Thanks again for reply; I've read it through many times over and it's really sinking in.
I did feel relieved after our D talk, but I was unsettled at the same time. I don't want to be her best friend and not her husband. Almost everything she says to me now is lies, and I don't really think she wants me as a best friend anyway. I'll admit that even as she was hugging me, I felt a little manipulated.

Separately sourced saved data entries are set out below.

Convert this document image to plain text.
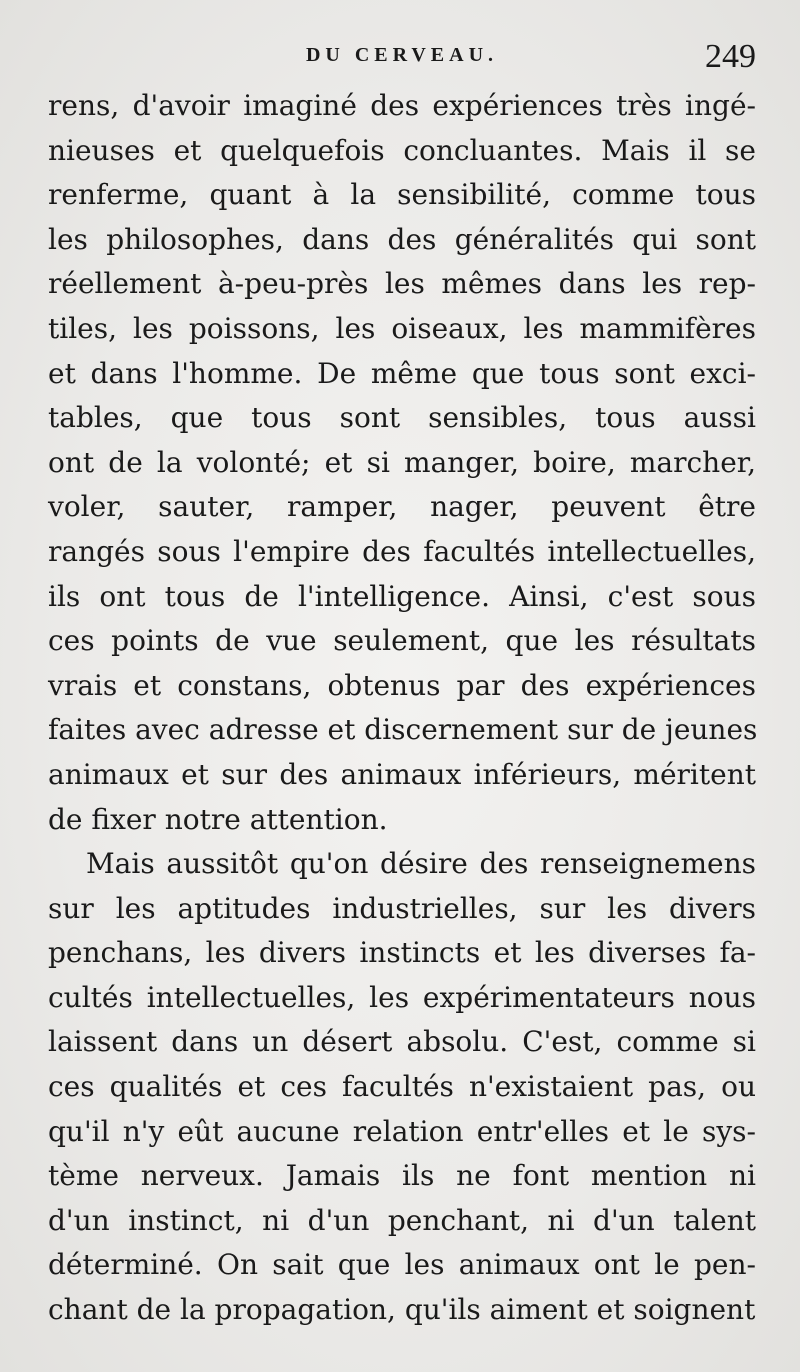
DU CERVEAU.	249
rens, d'avoir imaginé des expériences très ingé-
nieuses et quelquefois concluantes. Mais il se
renferme, quant à la sensibilité, comme tous
les philosophes, dans des généralités qui sont
réellement à-peu-près les mêmes dans les rep-
tiles, les poissons, les oiseaux, les mammifères
et dans l'homme. De même que tous sont exci-
tables, que tous sont sensibles, tous aussi
ont de la volonté; et si manger, boire, marcher,
voler, sauter, ramper, nager, peuvent être
rangés sous l'empire des facultés intellectuelles,
ils ont tous de l'intelligence. Ainsi, c'est sous
ces points de vue seulement, que les résultats
vrais et constans, obtenus par des expériences
faites avec adresse et discernement sur de jeunes
animaux et sur des animaux inférieurs, méritent
de fixer notre attention.
Mais aussitôt qu'on désire des renseignemens
sur les aptitudes industrielles, sur les divers
penchans, les divers instincts et les diverses fa-
cultés intellectuelles, les expérimentateurs nous
laissent dans un désert absolu. C'est, comme si
ces qualités et ces facultés n'existaient pas, ou
qu'il n'y eût aucune relation entr'elles et le sys-
tème nerveux. Jamais ils ne font mention ni
d'un instinct, ni d'un penchant, ni d'un talent
déterminé. On sait que les animaux ont le pen-
chant de la propagation, qu'ils aiment et soignent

This past week, I've become more well...disappointed or disgusted with the history of our M, including my role in it. Its hard to admit, but there may have been more sad times than good over the past 16 years. Our sex life was fantastic during courtship, but after D was born, things changed dramatically. It's been a sex-starved M, with brief intervals that gave me hope. W has blamed the problems on her bipolar and the meds, but now says it was all me. I see now how this is directly connected with her emotional detachment over the years as well. I've been pursing her for so long. It's starting to feel like the past 16 years has been a big charade.

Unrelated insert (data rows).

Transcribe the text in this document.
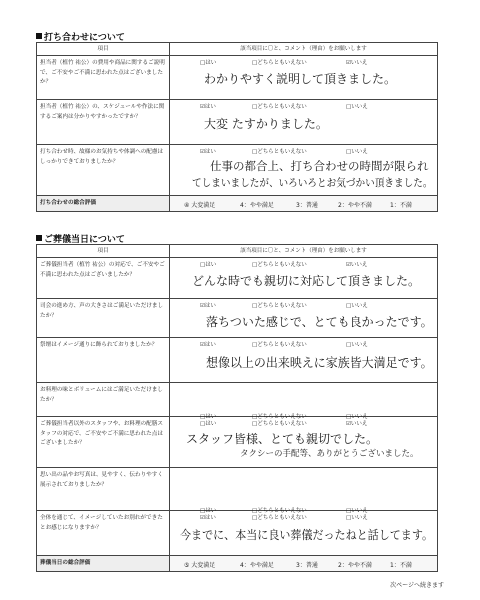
打ち合わせについて
項目	該当項目に〇と、コメント（理由）をお願いします
担当者（植竹 祐公）の費用や商品に関するご説明で、ご不安やご不満に思われた点はございましたか？
□はい	□どちらともいえない	☑いいえ
わかりやすく説明して頂きました。
担当者（植竹 祐公）の、スケジュールや作法に関するご案内は分かりやすかったですか？
☑はい	□どちらともいえない	□いいえ
大変 たすかりました。
打ち合わせ時、故様のお気持ちや体調への配慮はしっかりできておりましたか？
☑はい	□どちらともいえない	□いいえ
仕事の都合上、打ち合わせの時間が限られ
てしまいましたが、いろいろとお気づかい頂きました。
打ち合わせの総合評価	④ 大変満足	4：やや満足	3：普通	2：やや不満	1：不満
ご葬儀当日について
項目	該当項目に〇と、コメント（理由）をお願いします
ご葬儀担当者（植竹 祐公）の対応で、ご不安やご不満に思われた点はございましたか？
□はい	□どちらともいえない	☑いいえ
どんな時でも親切に対応して頂きました。
司会の進め方、声の大きさはご満足いただけましたか？
☑はい	□どちらともいえない	□いいえ
落ちついた感じで、とても良かったです。
祭壇はイメージ通りに飾られておりましたか？	☑はい	□どちらともいえない	□いいえ
想像以上の出来映えに家族皆大満足です。
お料理の味とボリュームにはご満足いただけましたか？
□はい	□どちらともいえない	□いいえ
ご葬儀担当者以外のスタッフや、お料理の配膳スタッフの対応で、ご不安やご不満に思われた点はございましたか？
□はい	□どちらともいえない	☑いいえ
スタッフ皆様、とても親切でした。
タクシーの手配等、ありがとうございました。
思い出の品やお写真は、見やすく、伝わりやすく展示されておりましたか？
□はい	□どちらともいえない	□いいえ
全体を通じて、イメージしていたお別れができたとお感じになりますか？
☑はい	□どちらともいえない	□いいえ
今までに、本当に良い葬儀だったねと話してます。
葬儀当日の総合評価	⑤ 大変満足	4：やや満足	3：普通	2：やや不満	1：不満
次ページへ続きます
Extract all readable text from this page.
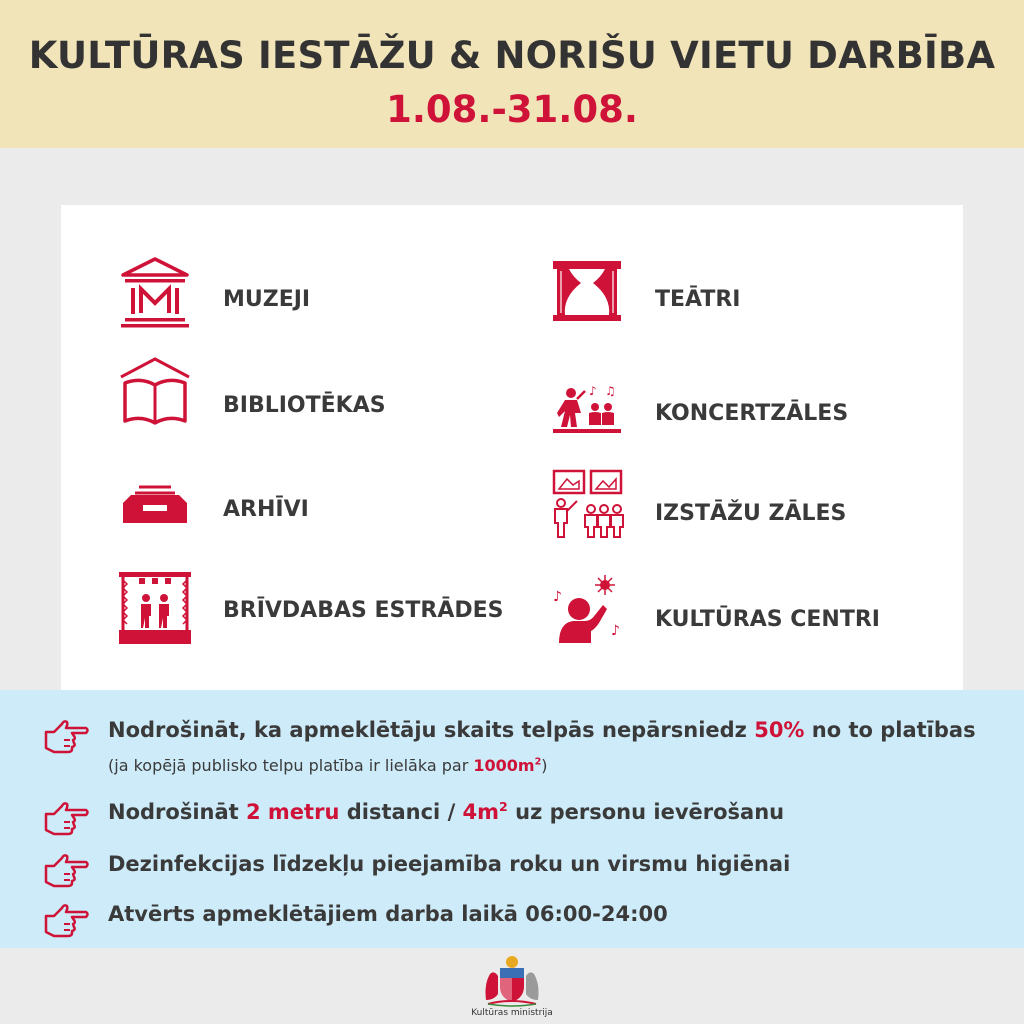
KULTŪRAS IESTĀŽU & NORIŠU VIETU DARBĪBA
1.08.-31.08.
MUZEJI
BIBLIOTĒKAS
ARHĪVI
BRĪVDABAS ESTRĀDES
TEĀTRI
♪ ♫
KONCERTZĀLES
IZSTĀŽU ZĀLES
♪
♪ KULTŪRAS CENTRI
Nodrošināt, ka apmeklētāju skaits telpās nepārsniedz 50% no to platības
(ja kopējā publisko telpu platība ir lielāka par $1000m^2$)
Nodrošināt 2 metru distanci / $4m^2$ uz personu ievērošanu
Dezinfekcijas līdzekļu pieejamība roku un virsmu higiēnai
Atvērts apmeklētājiem darba laikā 06:00-24:00
Kultūras ministrija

Maybe I can be the be the sexy, confident man that first attracted her, but I still need to be that man for myself regardless of her reaction. I think that is what I've been trying to do, but I've been bouncing back and forth between hostile detachment, and being her friend. It's been tough since there has been a need for some interaction that I would rather avoid all together.
Tomorrow she wants to meet to go over our finances. Bills are due, and I separated my bank accounts so we need to work something out. I'm thinking maybe I should tell her to just do it via email, except I would like to see the bills myself and not just take her word.